Прасковью Никитичну растрогали мечты мужа.
— Эх, Ваня, — вздохнула она, — скоро сказка сказывается, знаешь? В жизни-то бывает другое.
Гость заступился за Ивана Васильевича, сказал:
— Да, добиться свободы будет нелегко, этого нельзя скрывать, но ее приход так же неизбежен, как ежедневный восход солнца.
Иван Васильевич шутливо посоветовал жене:
— Ты с моим гостем не спорь! Он тебя переспорит.
Прасковья Никитична смущенно улыбнулась:
— А я и не спорю. Я только спрашиваю, когда же наконец трудящемуся человеку станет легче жить?
— А тебе говорят: хорошая жизнь обязательно будет!..
На столе шумел самовар, приятно пахло дымом еще не прогоревшего уголька в трубе. Умывалась у порога белая кошка. Вид из окна был убогий, заброшенный: ни одной крыши добротной, всё солома да почерневшая щепа.

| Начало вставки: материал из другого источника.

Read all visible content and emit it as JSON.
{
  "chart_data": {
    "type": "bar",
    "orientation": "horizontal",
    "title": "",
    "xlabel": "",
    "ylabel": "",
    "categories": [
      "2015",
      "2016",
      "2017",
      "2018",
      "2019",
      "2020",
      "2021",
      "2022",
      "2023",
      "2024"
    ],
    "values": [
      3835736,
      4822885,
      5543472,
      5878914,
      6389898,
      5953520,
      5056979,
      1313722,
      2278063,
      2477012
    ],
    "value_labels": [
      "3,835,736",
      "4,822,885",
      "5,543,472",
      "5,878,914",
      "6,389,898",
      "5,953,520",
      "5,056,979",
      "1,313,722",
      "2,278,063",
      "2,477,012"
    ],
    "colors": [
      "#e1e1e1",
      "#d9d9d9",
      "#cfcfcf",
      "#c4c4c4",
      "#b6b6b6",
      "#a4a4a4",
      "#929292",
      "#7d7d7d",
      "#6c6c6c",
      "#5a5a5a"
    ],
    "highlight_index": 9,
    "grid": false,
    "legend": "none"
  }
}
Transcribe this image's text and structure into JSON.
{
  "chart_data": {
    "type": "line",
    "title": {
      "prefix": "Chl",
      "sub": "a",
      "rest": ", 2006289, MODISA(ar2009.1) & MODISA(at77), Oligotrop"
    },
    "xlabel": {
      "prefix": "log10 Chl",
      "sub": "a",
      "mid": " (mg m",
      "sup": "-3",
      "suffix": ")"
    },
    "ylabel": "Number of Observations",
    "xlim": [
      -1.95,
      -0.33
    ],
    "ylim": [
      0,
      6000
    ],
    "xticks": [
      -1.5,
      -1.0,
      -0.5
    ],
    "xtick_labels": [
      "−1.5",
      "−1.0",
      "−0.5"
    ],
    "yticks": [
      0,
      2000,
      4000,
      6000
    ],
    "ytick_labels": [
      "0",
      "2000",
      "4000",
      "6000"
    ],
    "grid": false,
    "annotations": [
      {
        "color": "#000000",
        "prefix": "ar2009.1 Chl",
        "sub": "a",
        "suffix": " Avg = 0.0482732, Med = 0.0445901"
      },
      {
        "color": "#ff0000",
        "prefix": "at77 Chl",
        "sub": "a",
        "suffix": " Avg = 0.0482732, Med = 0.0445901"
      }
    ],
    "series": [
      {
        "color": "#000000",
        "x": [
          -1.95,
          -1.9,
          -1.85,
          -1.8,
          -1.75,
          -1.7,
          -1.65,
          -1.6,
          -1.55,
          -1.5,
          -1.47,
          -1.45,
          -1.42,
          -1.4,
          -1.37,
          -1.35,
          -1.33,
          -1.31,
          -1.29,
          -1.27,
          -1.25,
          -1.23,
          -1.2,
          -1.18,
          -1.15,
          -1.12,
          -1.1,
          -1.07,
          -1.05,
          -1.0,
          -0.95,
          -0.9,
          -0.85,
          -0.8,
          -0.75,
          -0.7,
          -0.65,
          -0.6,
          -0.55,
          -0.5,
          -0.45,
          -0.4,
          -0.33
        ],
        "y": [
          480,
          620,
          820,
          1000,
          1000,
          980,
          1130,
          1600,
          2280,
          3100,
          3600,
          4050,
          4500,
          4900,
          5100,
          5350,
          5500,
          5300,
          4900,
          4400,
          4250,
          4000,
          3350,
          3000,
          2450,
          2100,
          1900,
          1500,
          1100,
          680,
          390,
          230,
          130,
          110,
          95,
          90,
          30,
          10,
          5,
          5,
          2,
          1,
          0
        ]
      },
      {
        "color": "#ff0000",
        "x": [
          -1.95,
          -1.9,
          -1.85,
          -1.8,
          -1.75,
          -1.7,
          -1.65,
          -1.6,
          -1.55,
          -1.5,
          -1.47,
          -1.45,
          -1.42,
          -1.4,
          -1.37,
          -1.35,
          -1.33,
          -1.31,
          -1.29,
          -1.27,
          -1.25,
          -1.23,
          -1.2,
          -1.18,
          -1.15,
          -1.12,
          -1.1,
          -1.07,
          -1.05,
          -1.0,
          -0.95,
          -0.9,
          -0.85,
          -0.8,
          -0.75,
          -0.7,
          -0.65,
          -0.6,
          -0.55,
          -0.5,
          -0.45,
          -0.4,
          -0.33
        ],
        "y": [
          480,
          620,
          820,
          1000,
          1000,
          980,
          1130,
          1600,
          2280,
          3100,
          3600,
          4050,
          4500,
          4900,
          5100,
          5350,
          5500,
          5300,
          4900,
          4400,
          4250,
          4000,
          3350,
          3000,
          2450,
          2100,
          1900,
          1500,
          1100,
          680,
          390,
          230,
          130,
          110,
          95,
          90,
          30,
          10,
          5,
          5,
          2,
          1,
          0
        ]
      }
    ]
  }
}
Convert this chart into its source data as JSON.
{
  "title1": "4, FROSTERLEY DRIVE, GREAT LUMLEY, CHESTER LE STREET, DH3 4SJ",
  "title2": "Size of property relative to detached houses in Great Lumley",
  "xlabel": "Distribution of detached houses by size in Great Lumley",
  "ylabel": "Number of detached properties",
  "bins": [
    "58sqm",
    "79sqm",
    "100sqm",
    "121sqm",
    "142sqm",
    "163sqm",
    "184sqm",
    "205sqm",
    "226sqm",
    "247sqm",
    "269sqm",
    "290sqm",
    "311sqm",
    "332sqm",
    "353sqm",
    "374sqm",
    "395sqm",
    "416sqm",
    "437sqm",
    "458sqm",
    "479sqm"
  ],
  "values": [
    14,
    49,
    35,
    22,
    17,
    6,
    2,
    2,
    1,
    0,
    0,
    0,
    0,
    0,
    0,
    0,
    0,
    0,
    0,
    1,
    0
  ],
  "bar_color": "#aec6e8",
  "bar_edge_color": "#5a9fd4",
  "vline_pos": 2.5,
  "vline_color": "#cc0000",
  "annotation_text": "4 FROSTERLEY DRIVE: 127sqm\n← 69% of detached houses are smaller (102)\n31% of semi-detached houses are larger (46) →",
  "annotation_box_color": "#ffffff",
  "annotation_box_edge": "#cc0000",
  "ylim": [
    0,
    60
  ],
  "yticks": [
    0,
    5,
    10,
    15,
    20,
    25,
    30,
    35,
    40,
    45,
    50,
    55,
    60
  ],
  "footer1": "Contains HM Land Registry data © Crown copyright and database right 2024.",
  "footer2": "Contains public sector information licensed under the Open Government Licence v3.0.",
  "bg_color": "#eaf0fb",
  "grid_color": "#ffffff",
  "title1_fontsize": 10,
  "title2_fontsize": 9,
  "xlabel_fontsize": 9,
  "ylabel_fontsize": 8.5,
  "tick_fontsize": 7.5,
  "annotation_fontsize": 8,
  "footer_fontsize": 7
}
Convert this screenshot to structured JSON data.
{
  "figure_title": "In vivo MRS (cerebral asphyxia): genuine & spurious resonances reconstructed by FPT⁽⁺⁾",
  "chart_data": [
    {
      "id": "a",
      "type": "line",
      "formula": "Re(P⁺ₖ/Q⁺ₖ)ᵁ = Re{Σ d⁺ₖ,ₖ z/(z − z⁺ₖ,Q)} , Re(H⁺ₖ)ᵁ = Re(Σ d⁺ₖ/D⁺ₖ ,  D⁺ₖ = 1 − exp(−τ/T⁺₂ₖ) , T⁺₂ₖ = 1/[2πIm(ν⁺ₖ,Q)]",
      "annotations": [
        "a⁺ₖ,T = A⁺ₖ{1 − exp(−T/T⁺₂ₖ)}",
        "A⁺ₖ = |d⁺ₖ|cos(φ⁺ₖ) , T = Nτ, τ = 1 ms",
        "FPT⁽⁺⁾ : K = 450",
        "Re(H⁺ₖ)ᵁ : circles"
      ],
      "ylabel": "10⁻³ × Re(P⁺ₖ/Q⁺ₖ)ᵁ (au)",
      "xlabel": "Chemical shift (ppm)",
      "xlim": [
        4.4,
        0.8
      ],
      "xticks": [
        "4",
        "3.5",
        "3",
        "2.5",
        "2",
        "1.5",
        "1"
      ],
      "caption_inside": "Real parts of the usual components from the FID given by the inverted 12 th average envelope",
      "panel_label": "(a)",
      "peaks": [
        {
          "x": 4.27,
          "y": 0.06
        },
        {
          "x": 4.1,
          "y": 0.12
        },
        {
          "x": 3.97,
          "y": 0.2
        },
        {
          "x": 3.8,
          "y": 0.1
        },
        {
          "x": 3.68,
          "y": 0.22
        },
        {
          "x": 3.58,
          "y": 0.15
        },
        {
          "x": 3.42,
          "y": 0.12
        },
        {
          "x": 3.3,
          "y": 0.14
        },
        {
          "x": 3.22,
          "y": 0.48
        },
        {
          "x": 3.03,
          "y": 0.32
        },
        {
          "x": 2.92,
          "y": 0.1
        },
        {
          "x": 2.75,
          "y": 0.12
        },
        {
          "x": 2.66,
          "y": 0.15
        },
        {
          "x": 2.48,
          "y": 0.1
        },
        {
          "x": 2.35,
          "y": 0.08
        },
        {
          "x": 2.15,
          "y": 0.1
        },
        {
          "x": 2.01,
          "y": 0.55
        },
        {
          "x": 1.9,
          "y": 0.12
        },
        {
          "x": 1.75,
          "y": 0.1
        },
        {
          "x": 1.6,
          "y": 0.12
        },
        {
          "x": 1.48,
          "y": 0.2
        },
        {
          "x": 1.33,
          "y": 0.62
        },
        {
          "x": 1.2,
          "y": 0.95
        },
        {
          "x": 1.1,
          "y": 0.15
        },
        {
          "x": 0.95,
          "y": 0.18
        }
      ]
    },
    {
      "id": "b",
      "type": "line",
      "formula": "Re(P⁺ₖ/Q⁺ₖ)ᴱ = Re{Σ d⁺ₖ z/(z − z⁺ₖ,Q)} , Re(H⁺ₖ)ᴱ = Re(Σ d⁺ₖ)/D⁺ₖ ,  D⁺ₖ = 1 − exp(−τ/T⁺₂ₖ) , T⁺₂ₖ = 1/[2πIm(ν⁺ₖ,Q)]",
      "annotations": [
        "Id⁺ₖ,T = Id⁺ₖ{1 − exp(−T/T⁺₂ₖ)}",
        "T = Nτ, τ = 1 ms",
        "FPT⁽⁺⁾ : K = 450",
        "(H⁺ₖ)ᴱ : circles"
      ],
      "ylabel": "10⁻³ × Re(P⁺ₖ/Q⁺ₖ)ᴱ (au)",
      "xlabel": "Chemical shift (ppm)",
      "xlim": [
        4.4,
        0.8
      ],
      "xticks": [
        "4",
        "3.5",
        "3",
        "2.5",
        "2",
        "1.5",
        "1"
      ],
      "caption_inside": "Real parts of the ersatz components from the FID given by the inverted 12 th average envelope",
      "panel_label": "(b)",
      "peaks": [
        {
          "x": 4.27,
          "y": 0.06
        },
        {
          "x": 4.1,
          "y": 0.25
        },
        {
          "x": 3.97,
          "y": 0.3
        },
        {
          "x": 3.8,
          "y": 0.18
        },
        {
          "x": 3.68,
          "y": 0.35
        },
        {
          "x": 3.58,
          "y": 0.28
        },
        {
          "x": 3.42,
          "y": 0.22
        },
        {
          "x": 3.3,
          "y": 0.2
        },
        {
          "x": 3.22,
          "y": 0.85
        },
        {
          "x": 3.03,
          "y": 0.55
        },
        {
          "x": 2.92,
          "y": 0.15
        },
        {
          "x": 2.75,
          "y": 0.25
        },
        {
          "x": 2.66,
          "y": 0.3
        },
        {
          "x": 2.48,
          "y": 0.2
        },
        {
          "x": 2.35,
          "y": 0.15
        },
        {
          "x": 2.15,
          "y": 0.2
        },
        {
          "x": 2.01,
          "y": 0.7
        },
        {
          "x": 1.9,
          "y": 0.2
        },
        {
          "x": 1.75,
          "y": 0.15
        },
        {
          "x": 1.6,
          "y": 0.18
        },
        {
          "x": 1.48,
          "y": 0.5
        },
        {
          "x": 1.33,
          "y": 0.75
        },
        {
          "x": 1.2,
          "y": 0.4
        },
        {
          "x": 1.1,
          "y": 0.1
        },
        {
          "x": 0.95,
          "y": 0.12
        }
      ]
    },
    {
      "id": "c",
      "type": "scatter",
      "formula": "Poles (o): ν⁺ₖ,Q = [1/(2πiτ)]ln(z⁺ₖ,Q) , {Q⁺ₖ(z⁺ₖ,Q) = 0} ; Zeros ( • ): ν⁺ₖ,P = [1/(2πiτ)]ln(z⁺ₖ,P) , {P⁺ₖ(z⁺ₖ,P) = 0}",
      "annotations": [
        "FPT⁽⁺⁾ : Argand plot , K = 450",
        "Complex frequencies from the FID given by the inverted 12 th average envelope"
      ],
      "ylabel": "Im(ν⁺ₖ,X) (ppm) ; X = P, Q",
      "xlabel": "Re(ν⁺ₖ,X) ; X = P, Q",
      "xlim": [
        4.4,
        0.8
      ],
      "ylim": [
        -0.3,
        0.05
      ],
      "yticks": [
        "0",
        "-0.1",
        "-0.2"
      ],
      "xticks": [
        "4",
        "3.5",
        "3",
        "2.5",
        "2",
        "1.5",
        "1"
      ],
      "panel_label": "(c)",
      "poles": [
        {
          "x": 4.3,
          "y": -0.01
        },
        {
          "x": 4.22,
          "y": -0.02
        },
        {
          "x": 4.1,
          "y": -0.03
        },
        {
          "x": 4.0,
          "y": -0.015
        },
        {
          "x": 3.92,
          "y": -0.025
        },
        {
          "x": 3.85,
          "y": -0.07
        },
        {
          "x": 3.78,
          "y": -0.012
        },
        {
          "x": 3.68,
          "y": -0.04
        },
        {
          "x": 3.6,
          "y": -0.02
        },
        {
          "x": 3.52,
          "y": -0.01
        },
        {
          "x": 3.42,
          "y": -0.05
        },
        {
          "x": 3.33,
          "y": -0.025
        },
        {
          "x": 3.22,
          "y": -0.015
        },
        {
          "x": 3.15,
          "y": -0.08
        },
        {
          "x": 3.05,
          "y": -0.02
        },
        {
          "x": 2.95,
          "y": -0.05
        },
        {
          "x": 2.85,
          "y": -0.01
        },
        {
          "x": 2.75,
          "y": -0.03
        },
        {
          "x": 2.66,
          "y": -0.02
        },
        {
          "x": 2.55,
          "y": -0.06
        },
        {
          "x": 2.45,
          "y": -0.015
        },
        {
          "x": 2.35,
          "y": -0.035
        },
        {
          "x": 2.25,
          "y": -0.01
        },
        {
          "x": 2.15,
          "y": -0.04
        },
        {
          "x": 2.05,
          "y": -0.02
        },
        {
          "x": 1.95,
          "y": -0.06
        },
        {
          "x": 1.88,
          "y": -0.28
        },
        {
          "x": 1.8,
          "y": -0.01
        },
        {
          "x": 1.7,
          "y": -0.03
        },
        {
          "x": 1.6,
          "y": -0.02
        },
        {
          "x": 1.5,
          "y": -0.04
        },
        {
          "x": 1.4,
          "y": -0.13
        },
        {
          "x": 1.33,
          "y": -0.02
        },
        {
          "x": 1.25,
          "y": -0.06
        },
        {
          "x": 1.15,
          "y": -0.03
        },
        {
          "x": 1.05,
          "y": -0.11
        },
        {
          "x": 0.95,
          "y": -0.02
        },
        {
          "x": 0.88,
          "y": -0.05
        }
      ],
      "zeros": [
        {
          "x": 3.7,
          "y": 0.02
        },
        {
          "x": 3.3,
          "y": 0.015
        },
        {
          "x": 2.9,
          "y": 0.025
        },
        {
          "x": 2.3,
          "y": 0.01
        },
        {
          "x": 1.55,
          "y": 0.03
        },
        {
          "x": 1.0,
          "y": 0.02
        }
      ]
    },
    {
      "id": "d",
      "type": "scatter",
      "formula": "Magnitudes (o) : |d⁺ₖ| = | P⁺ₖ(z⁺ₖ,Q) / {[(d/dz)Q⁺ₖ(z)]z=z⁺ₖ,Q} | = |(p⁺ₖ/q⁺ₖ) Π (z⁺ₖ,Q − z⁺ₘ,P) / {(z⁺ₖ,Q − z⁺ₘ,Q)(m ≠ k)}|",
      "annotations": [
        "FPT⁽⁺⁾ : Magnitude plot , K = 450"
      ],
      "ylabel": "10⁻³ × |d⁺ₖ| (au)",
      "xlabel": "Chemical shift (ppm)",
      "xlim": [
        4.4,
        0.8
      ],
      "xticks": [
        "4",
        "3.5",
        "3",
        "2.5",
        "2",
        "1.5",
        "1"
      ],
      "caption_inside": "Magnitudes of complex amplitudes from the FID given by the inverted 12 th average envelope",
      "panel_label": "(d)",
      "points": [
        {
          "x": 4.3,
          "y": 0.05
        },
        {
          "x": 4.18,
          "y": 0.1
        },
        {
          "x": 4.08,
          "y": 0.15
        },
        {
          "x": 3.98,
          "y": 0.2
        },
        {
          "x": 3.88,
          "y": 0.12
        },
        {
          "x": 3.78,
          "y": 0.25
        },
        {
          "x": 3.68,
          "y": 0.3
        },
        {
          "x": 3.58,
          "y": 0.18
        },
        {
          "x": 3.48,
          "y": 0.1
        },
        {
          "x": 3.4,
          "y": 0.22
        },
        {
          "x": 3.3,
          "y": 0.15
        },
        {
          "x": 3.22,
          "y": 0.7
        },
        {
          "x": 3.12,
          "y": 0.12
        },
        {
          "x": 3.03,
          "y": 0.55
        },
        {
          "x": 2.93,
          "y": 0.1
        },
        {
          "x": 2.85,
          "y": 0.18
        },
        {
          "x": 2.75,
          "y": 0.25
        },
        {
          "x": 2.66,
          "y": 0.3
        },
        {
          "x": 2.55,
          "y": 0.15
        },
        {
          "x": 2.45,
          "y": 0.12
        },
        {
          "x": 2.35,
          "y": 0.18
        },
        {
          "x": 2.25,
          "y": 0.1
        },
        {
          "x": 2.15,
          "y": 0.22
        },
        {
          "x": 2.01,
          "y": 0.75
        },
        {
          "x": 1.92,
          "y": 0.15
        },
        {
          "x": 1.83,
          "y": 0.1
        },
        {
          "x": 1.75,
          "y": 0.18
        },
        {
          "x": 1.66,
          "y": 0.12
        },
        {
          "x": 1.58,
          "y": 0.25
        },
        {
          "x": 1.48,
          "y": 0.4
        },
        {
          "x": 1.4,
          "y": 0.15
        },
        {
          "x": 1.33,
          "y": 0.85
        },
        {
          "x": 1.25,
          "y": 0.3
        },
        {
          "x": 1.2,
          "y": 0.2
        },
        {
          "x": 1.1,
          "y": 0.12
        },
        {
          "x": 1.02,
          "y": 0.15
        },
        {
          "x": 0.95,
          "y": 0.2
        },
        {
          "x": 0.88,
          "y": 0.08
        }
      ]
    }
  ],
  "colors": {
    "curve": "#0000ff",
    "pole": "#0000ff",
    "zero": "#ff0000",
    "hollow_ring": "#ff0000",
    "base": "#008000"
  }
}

Посреди мостовой, вздымая пыль, шли с поля коровы. Хлопал бичом старик пастух. И какая-то девочка, лет десяти, шустрая и крепенькая, сидя по ту сторону дороги у крыльца своего домика, чистила песком кастрюлю и протяжно пела:
Кавалеров много-о-о-о,
Выбирай любо-о-го-о!..
Все казалось таким неисправимо косным, обыденным, заведенным на века, всегдашним и незыблемым, что другую жизнь было трудно себе и представить.